General Data Management: Users are often looking for a basic understanding of what data management entails and seek guidance on establishing sound data management practices for their research. They have broad questions about organizing, accessing, and working with their data effectively.
Information Management: Researchers are interested in how to effectively manage the information surrounding their data, including documentation, organization, and understanding the context of their scientific findings. This can involve strategies for tracking workflows and creating descriptions of projects from the start.
Metadata: A key area of interest is understanding metadata standards and learning how to create comprehensive metadata records that enhance the findability and reusability of their data. Users also inquire about the specific procedures for submitting metadata to repositories.
Data Repositories: There’s significant interest in identifying appropriate repositories for depositing data, including various types like model outputs or large datasets. Users have specific questions about repository policies, accepted data formats, size limitations, costs, and available support for archiving data. Finding domain-specific repositories is also a common need.
Ocean Data: This topic caters to researchers working with marine science data who are interested in resources and best practices specific to finding, managing, visualizing, analyzing, and publishing oceanographic datasets.
Data Visualization: Users seek guidance on effective techniques and software for visualizing different types of data. They may have questions about specific tools or challenges in presenting their data visually, such as arranging elements in plots.
Analysis: Researchers are keen to learn about various data analysis tools and methodologies, particularly for handling and processing large or complex datasets. They may be interested in specific software packages or statistical techniques relevant to their field.
Publication: Users frequently ask about the process of publishing their data and software, including where to publish and how to meet the requirements of funders and journal publishers. Understanding open access options and associated fees is also a point of inquiry.
R: There is strong interest in leveraging the R programming language for various data-related tasks, such as data cleaning, manipulation, statistical analysis, and generating reproducible research. Users also look for resources tailored for R users in scientific contexts.
R Studio: For users familiar with R, presentations on leveraging the R Studio integrated development environment for enhanced productivity in data analysis, visualization, and report generation would be valuable.
Python: Similar to R, researchers want to learn how to use Python for data management, analysis, visualization, and potentially for developing shareable software. Resources and best practices for using Python in scientific workflows are relevant.
GIS: Users working with geospatial data are interested in understanding best practices for storing and managing GIS data formats like .shp and .geojson, as well as identifying nonproprietary alternatives for better interoperability.
Satellite-dervied Data: This topic likely attracts users who work with satellite-derived data and are interested in how to access, process, analyze, and visualize this specific type of Earth observation data.
NOAA Data: Researchers who utilize data from the National Oceanic and Atmospheric Administration (NOAA) would be interested in presentations covering how to find, access, and work with various NOAA datasets and resources.
Data management: Reinforcing the foundational aspect, this topic would cover core principles and best practices in data management, addressing questions about organization, accessibility, preservation, and overall data lifecycle management.
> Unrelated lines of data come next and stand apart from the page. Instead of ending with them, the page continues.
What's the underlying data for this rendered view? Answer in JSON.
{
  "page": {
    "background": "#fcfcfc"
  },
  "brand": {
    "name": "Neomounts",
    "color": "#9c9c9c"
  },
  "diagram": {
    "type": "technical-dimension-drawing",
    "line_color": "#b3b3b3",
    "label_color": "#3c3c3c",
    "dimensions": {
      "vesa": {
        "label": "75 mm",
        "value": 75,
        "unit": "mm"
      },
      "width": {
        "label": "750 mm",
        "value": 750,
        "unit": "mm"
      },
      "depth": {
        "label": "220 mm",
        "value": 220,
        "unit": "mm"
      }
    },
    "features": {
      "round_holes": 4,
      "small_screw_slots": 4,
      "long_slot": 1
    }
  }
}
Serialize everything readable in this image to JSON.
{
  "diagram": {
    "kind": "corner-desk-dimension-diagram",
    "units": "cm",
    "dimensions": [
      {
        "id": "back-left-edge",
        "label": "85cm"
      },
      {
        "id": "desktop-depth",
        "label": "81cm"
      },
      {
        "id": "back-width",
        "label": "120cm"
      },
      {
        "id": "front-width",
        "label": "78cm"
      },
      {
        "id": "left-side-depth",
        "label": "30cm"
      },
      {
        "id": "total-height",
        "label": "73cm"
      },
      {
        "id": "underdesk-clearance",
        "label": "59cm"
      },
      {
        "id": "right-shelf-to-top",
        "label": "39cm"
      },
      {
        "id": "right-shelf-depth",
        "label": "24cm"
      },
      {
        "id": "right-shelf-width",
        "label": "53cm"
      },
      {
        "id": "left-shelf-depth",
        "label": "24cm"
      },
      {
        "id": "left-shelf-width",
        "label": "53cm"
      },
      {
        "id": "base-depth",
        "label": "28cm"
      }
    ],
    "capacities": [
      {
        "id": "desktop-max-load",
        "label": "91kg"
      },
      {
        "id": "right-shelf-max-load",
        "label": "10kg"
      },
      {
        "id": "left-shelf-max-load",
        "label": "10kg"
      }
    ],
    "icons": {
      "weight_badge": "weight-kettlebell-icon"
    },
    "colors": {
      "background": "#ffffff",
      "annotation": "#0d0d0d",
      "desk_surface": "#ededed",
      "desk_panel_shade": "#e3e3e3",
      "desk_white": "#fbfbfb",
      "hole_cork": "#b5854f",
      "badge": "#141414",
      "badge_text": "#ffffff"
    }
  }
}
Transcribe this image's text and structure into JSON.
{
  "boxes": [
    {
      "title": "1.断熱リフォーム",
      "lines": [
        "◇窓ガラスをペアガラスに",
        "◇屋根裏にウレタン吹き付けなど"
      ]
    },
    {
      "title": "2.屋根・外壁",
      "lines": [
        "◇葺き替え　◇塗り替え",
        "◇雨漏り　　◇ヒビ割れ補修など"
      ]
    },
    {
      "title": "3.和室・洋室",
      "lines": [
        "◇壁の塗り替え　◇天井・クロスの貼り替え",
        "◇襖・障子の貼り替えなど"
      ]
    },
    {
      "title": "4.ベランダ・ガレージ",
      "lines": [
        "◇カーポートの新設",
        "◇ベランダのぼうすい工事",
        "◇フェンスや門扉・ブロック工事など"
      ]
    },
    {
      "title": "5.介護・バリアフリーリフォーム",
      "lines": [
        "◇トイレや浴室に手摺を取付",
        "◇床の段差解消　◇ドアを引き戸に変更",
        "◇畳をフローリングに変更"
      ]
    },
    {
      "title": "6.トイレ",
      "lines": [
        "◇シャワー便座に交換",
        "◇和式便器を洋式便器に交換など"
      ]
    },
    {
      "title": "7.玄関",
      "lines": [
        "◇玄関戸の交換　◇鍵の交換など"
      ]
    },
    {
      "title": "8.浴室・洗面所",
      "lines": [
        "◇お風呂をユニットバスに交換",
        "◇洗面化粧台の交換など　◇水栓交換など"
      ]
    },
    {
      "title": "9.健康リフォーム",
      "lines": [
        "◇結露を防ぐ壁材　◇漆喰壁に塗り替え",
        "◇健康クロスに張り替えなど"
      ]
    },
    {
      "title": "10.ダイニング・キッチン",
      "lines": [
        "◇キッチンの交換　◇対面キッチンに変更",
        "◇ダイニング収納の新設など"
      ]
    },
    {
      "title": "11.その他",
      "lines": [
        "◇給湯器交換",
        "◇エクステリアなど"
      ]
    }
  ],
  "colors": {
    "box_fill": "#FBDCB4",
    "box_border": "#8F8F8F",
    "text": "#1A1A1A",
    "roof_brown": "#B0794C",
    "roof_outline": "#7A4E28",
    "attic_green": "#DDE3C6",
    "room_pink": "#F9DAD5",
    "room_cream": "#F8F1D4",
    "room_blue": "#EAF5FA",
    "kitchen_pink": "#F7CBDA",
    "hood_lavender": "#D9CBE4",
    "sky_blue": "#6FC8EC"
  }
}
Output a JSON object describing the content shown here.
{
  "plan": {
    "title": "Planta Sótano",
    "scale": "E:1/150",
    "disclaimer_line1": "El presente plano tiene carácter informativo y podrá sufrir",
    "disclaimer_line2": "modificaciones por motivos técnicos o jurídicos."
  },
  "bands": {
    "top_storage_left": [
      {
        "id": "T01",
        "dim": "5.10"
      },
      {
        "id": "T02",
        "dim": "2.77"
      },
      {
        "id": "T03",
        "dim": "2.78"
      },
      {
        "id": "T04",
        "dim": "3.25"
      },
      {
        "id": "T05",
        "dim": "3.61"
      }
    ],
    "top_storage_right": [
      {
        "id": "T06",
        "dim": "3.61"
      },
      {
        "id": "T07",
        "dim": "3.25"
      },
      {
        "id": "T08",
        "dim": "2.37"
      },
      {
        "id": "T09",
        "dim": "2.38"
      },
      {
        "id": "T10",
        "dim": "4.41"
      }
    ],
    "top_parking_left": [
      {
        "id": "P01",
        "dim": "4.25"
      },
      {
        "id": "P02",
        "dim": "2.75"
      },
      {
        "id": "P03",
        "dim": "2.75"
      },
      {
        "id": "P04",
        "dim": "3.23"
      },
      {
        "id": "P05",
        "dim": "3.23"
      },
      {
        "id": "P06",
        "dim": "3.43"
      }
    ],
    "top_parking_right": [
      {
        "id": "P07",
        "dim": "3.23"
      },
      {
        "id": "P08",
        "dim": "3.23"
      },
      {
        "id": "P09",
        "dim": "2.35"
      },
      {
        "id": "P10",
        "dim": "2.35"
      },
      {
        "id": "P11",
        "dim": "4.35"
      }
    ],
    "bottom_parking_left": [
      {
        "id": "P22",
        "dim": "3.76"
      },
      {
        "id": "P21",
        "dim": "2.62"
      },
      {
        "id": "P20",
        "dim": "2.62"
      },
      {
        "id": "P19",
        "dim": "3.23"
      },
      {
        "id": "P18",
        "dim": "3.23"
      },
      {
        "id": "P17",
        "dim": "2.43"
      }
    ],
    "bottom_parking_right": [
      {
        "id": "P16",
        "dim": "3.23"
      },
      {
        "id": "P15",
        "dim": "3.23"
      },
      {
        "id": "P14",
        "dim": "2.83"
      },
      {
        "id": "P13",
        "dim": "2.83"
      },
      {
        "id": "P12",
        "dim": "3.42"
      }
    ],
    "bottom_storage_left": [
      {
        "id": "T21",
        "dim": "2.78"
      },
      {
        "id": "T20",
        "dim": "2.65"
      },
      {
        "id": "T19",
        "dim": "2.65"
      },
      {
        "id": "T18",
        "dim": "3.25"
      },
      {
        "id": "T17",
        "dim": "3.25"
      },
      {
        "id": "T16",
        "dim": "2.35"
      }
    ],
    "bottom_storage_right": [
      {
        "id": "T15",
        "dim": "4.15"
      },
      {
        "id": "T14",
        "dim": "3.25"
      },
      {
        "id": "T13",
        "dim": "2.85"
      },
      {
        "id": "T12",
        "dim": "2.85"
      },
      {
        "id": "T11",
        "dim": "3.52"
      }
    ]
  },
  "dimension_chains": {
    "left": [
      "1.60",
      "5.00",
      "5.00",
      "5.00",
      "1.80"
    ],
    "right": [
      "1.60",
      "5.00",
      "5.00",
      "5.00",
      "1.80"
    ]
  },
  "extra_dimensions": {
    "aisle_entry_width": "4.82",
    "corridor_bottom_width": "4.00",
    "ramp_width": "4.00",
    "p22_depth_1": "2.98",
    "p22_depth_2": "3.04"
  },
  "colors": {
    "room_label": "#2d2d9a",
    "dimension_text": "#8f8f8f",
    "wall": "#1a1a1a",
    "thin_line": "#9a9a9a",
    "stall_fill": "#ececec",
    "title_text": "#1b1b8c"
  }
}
Many users, especially those with little formal training, need basic awareness in this area.
Git and Gitlab/Hub: Researchers are increasingly interested in using version control systems like Git and platforms like GitLab and GitHub for managing their code and data, fostering collaboration, and ensuring reproducibility in their research workflows.
Data processing workflows and pipelining: Users seek to learn how to design and implement efficient and reproducible workflows for processing their data, potentially utilizing scripting languages and tools for creating automated pipelines.
Functional programming: For more advanced users, presentations on applying functional programming concepts and techniques in languages like R or Python for cleaner, more modular, and potentially more efficient data analysis could be of interest.
Community Management: Some researchers are interested in learning how to engage with broader open science communities and initiatives, including contributing to projects, collaborating with others, and staying informed about advancements in data sharing and management practices.